MedCPT: Contrastive Pre-trained Transformers with Large-scale PubMed Search Logs for Zero-shot Biomedical Information Retrieval
This addresses the challenge of semantic retrieval in biomedicine, where annotation scarcity limits performance, enabling zero-shot applications for knowledge acquisition and clinical decision support.
The paper tackled the problem of biomedical information retrieval by introducing MedCPT, a contrastively pre-trained transformer model trained on 255 million PubMed click logs, which achieved state-of-the-art performance on six biomedical IR tasks and outperformed larger models like GPT-3-sized cpt-text-XL.
Information retrieval (IR) is essential in biomedical knowledge acquisition and clinical decision support.

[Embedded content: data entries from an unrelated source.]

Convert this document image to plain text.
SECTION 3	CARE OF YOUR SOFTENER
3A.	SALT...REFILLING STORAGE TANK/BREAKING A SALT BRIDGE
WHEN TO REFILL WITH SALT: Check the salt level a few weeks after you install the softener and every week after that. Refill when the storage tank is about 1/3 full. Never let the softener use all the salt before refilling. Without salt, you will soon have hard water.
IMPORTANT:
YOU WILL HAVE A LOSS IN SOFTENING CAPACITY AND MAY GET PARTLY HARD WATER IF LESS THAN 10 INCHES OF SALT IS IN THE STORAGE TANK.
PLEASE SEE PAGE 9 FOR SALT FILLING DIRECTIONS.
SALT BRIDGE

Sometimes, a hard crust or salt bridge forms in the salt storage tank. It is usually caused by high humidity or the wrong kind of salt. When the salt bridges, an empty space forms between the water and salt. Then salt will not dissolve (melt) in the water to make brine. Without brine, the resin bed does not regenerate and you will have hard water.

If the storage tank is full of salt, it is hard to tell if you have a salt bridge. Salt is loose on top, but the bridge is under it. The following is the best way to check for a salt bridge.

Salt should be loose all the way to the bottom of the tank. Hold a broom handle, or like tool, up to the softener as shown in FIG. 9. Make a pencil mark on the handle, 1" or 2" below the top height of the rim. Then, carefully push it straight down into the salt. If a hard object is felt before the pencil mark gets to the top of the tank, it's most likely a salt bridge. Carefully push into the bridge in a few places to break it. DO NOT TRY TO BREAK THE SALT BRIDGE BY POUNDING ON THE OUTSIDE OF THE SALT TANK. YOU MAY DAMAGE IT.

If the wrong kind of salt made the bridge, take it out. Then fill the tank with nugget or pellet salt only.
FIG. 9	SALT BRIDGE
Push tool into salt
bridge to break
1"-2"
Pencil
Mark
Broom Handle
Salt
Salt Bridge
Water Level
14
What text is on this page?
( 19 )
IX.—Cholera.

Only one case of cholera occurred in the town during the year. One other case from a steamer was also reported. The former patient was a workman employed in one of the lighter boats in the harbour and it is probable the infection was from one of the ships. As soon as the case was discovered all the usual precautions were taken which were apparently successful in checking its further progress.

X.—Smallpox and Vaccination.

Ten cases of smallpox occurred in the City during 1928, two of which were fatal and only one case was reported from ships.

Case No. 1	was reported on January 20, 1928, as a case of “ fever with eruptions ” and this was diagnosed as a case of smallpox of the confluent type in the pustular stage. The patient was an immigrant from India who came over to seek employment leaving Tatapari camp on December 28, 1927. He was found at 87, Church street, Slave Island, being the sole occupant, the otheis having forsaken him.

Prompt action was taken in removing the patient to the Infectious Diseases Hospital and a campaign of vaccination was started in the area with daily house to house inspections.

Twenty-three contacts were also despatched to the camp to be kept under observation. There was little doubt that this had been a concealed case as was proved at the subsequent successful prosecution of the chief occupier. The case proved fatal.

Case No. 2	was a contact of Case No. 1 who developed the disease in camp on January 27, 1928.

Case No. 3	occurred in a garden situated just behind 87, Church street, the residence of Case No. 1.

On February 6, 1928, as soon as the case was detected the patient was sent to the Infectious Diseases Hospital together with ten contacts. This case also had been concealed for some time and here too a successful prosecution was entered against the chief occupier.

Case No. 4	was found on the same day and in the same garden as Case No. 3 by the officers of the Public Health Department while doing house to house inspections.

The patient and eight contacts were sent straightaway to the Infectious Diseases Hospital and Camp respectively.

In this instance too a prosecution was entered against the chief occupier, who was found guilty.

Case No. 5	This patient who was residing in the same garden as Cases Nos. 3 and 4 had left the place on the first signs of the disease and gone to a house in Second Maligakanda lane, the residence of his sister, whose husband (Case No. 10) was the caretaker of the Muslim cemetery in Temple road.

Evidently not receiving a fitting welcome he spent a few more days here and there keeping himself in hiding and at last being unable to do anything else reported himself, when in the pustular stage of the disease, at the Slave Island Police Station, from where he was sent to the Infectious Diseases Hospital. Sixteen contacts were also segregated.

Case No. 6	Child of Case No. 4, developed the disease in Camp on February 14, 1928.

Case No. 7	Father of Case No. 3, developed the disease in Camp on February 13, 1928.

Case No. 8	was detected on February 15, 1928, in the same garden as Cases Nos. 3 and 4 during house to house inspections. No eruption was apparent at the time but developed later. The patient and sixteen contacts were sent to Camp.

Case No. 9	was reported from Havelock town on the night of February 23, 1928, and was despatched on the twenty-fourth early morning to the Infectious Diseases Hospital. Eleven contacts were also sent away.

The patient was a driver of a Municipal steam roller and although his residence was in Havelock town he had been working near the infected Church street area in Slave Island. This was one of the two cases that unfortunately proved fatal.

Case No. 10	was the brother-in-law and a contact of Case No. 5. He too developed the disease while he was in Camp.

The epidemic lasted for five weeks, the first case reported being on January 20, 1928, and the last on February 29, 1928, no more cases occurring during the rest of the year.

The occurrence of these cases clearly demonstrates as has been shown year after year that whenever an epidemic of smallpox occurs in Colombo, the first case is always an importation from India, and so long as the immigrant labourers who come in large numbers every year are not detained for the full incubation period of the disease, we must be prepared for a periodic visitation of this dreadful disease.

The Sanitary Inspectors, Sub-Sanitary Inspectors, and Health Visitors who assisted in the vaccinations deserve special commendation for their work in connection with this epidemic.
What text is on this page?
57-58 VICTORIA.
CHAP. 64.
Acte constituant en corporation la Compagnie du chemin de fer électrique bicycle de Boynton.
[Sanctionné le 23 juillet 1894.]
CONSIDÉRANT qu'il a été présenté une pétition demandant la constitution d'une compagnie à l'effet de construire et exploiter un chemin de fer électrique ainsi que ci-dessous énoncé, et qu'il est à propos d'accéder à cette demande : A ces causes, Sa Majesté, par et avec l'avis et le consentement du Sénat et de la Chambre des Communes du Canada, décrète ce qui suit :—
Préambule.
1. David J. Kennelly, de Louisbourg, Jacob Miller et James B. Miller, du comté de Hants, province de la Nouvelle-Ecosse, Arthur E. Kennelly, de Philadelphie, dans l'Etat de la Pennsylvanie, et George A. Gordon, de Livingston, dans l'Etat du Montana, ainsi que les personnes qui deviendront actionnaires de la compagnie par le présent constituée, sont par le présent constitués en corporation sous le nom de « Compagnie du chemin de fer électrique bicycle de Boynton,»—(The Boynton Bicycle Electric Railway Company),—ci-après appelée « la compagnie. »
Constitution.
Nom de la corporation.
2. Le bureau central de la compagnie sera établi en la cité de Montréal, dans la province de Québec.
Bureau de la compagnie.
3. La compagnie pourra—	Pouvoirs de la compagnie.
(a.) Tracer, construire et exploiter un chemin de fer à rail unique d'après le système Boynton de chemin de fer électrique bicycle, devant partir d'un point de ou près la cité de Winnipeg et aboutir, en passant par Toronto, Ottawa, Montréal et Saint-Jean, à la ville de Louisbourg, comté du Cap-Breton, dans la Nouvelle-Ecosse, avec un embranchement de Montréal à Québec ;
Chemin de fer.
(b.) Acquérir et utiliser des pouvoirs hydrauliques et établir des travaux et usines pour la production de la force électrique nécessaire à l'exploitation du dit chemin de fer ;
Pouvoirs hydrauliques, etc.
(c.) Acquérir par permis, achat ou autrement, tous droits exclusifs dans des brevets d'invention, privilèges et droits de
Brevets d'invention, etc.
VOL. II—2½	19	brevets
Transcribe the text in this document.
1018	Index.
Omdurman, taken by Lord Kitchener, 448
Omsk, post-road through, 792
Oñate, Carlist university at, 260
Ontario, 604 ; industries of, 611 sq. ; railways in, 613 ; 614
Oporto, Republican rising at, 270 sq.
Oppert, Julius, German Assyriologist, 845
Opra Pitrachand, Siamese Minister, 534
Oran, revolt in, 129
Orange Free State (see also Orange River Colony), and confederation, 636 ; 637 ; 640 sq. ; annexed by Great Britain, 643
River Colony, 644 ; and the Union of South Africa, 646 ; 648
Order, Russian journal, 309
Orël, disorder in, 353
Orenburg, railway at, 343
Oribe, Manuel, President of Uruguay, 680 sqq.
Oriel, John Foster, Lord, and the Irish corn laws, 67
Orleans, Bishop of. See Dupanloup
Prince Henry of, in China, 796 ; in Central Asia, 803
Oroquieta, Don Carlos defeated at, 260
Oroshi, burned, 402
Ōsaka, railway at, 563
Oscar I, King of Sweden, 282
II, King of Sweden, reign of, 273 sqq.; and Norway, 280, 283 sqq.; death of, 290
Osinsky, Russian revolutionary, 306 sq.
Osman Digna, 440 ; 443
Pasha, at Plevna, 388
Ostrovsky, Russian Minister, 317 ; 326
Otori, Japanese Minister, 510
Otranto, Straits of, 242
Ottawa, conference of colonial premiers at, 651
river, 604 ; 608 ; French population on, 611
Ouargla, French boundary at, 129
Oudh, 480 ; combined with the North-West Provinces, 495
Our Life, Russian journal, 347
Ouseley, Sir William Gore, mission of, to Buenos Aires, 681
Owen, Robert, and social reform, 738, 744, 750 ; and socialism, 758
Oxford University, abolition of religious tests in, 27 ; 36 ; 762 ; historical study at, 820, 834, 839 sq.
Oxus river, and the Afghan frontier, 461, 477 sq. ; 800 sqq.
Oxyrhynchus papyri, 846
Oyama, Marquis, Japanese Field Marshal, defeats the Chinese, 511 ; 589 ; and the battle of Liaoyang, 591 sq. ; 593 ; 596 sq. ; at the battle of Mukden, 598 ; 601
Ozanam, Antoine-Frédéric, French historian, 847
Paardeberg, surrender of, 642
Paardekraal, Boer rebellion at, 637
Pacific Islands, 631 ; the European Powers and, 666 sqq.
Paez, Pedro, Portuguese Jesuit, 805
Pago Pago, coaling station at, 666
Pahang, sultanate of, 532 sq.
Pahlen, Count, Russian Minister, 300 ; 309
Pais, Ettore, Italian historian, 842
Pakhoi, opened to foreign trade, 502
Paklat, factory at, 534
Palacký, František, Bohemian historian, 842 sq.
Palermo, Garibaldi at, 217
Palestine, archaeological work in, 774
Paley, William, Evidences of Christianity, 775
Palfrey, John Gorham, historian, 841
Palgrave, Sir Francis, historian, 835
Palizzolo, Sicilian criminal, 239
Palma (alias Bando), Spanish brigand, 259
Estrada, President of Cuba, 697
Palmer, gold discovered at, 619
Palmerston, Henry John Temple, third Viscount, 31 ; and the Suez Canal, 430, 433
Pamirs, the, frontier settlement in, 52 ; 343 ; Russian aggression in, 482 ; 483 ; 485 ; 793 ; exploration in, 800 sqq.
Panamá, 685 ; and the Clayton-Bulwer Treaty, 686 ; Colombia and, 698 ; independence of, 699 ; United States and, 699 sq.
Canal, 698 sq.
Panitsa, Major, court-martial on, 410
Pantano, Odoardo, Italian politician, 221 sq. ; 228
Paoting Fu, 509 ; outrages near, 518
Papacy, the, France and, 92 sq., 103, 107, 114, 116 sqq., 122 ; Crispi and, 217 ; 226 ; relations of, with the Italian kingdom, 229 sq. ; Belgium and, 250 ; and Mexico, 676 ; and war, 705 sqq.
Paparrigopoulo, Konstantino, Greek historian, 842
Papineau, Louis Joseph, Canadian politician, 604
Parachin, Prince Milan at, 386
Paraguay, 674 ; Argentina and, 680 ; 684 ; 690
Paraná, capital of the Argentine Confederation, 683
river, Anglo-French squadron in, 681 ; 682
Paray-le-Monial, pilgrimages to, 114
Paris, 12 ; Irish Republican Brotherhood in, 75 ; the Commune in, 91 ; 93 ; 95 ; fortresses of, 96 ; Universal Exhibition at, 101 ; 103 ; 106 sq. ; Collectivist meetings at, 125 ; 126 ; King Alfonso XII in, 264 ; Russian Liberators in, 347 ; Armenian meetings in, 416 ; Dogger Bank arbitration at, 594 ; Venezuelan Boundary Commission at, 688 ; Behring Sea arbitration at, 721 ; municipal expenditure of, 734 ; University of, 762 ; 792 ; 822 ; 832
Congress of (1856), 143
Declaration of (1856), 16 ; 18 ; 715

While recent progress has shown that language model encoders perform better semantic retrieval, training such models requires abundant query-article annotations that are difficult to obtain in biomedicine. As a result, most biomedical IR systems only conduct lexical matching. In response, we introduce MedCPT, a first-of-its-kind Contrastively Pre-trained Transformer model for zero-shot semantic IR in biomedicine. To train MedCPT, we collected an unprecedented scale of 255 million user click logs from PubMed. With such data, we use contrastive learning to train a pair of closely-integrated retriever and re-ranker. Experimental results show that MedCPT sets new state-of-the-art performance on six biomedical IR tasks, outperforming various baselines including much larger models such as GPT-3-sized cpt-text-XL. In addition, MedCPT also generates better biomedical article and sentence representations for semantic evaluations. As such, MedCPT can be readily applied to various real-world biomedical IR tasks.